図2に示す回路接続構造体100bは、回路接続部材10が導電粒子10bを含有していないこと以外は、回路接続構造体100aと同様の構成を有している。
図2に示す回路接続構造体100bでは、回路電極22と回路電極32とが導電粒子を介することなく直接接触して電気的に接続されている。
【0090】
回路接続構造体100a及び100bは、例えば、以下の方法により製造することができる。

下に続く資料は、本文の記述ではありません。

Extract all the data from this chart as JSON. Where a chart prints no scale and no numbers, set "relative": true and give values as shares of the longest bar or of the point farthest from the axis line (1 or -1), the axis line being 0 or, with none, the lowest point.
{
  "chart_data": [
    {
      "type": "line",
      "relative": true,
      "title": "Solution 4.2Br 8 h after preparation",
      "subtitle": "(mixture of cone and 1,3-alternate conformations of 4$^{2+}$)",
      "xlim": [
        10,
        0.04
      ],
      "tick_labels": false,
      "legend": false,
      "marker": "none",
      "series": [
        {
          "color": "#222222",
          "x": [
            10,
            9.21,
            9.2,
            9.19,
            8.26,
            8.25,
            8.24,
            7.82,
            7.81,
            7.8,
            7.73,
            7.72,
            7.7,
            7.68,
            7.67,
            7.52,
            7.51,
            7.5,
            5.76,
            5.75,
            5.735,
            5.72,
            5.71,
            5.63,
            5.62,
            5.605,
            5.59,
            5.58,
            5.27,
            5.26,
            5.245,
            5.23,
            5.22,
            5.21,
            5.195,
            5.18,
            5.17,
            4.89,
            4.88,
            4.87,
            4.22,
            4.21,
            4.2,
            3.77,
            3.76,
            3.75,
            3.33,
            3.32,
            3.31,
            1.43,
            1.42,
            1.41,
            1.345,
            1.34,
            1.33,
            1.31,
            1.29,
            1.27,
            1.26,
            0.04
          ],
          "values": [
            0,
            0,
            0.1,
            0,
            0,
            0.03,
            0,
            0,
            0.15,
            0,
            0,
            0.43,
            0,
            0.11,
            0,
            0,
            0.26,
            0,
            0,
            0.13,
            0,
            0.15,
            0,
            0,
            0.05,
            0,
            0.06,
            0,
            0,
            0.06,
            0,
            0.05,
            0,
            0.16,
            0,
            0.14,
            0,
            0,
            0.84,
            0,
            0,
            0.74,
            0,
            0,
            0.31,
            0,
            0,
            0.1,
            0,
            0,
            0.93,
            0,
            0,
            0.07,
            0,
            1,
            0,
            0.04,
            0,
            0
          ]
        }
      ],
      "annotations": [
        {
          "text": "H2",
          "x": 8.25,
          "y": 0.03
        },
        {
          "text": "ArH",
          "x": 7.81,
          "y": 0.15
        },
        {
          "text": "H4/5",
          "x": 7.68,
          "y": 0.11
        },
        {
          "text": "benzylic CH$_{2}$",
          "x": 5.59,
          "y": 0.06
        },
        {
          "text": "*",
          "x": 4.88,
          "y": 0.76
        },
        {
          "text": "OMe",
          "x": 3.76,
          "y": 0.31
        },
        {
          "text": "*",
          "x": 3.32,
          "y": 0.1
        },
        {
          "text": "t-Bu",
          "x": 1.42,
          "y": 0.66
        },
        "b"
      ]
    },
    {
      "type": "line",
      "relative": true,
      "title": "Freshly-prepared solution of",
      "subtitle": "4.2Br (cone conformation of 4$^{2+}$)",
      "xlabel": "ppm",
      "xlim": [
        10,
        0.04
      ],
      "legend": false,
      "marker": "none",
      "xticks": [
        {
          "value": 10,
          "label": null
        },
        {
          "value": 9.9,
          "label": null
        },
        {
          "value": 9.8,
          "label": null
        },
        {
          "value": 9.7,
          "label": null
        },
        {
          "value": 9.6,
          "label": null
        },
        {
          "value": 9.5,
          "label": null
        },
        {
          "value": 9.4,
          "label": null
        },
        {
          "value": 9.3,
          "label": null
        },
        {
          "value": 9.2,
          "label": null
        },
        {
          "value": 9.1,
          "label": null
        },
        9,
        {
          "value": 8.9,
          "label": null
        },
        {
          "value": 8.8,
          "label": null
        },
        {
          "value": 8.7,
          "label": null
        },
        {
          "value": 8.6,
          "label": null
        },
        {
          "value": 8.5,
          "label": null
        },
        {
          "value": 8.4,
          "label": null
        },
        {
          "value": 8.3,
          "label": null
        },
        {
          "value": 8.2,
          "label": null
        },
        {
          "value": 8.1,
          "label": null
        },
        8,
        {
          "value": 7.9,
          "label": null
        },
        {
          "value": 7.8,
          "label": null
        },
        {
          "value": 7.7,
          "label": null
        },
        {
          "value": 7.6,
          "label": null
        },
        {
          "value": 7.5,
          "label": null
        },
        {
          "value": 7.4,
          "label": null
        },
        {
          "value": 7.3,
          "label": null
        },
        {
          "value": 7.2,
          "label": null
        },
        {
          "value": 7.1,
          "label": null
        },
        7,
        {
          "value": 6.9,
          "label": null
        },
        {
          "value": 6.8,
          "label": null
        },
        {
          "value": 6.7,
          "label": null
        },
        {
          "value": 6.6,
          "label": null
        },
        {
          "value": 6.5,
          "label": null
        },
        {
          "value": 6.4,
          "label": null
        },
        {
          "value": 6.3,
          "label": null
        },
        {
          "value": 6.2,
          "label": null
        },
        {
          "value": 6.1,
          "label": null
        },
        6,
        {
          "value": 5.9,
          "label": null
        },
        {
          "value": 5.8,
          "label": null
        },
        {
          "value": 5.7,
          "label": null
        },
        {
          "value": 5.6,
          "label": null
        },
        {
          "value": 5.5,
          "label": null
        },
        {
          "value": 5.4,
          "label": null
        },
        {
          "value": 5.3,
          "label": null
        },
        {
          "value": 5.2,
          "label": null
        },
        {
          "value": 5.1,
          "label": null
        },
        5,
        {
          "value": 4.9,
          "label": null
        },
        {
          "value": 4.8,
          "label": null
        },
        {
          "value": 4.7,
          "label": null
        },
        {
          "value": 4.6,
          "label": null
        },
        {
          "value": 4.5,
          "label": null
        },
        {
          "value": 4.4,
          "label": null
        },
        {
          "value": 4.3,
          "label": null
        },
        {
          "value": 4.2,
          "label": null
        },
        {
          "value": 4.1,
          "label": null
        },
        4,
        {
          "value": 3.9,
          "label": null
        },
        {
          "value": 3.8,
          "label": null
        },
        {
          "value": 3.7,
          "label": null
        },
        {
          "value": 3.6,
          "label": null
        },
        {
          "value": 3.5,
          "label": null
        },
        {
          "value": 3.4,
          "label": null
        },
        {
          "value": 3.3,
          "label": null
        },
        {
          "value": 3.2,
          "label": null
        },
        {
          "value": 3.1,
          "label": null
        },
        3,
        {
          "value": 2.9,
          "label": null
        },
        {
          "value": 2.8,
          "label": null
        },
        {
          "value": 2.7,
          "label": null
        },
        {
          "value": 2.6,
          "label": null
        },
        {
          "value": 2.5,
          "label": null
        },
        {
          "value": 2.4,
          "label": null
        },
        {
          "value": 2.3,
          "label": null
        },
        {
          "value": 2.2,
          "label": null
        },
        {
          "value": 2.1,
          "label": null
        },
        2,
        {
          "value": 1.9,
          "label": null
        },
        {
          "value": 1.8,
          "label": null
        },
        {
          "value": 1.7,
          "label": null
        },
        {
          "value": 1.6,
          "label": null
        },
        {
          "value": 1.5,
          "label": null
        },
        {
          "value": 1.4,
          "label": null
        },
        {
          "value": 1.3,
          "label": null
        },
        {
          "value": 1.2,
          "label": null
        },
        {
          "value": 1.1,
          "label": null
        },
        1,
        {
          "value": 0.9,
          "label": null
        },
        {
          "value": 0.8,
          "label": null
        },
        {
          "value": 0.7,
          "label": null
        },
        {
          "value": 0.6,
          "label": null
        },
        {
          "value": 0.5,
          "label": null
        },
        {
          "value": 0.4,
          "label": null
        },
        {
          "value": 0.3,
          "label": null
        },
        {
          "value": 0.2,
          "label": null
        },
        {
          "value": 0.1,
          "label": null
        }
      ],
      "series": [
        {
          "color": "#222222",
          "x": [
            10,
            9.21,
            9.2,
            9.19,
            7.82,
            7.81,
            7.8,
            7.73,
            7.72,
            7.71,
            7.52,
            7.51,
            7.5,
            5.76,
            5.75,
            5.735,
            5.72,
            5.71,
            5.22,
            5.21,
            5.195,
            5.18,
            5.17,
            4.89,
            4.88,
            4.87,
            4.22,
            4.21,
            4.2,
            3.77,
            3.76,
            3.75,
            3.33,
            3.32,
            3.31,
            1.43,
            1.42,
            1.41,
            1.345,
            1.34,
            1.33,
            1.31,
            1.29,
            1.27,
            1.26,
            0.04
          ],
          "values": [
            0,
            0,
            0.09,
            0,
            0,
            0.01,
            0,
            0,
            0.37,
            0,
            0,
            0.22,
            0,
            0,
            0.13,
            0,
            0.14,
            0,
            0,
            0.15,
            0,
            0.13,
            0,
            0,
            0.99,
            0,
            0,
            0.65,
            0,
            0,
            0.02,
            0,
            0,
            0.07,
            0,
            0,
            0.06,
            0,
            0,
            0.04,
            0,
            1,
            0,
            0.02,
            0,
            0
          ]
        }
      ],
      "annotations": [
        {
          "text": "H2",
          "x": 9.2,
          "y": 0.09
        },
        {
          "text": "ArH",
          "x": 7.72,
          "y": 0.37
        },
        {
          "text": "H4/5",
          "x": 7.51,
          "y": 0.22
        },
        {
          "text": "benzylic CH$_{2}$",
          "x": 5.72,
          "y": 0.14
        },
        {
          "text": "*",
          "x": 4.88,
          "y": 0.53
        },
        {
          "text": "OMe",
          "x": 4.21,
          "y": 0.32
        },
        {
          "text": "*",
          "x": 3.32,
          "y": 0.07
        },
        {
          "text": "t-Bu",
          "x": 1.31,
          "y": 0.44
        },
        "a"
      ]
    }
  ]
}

まず、接着剤組成物がペースト状である場合、接着剤組成物を塗布及び乾燥することにより、接着剤組成物を含む樹脂層を回路部材20上に配置する。接着剤組成物がフィルム状である場合、フィルム状の接着剤組成物を回路部材20に貼り付けることにより、接着剤組成物を含む樹脂層を回路部材20上に配置する(配置工程)。続いて、回路電極22と回路電極32とが対向配置されるように、回路部材20上に配置された樹脂層の上に回路部材30を載せる。そして、接着剤組成物を含む樹脂層に加熱処理又は光照射を行うことにより、接着剤組成物が硬化して硬化物(回路接続部材10)が得られる(硬化工程)。以上により、回路接続構造体100a及び100bが得られる。
【符号の説明】
【0091】
10…回路接続部材、10a…絶縁性物質、10b…導電粒子、20…第一の回路部材、21…第一の基板、21a…主面、22…第一の回路電極、30…第二の回路部材、31…第二の基板、31a…主面、32…第二の回路電極、100a,100b…回路接続構造体。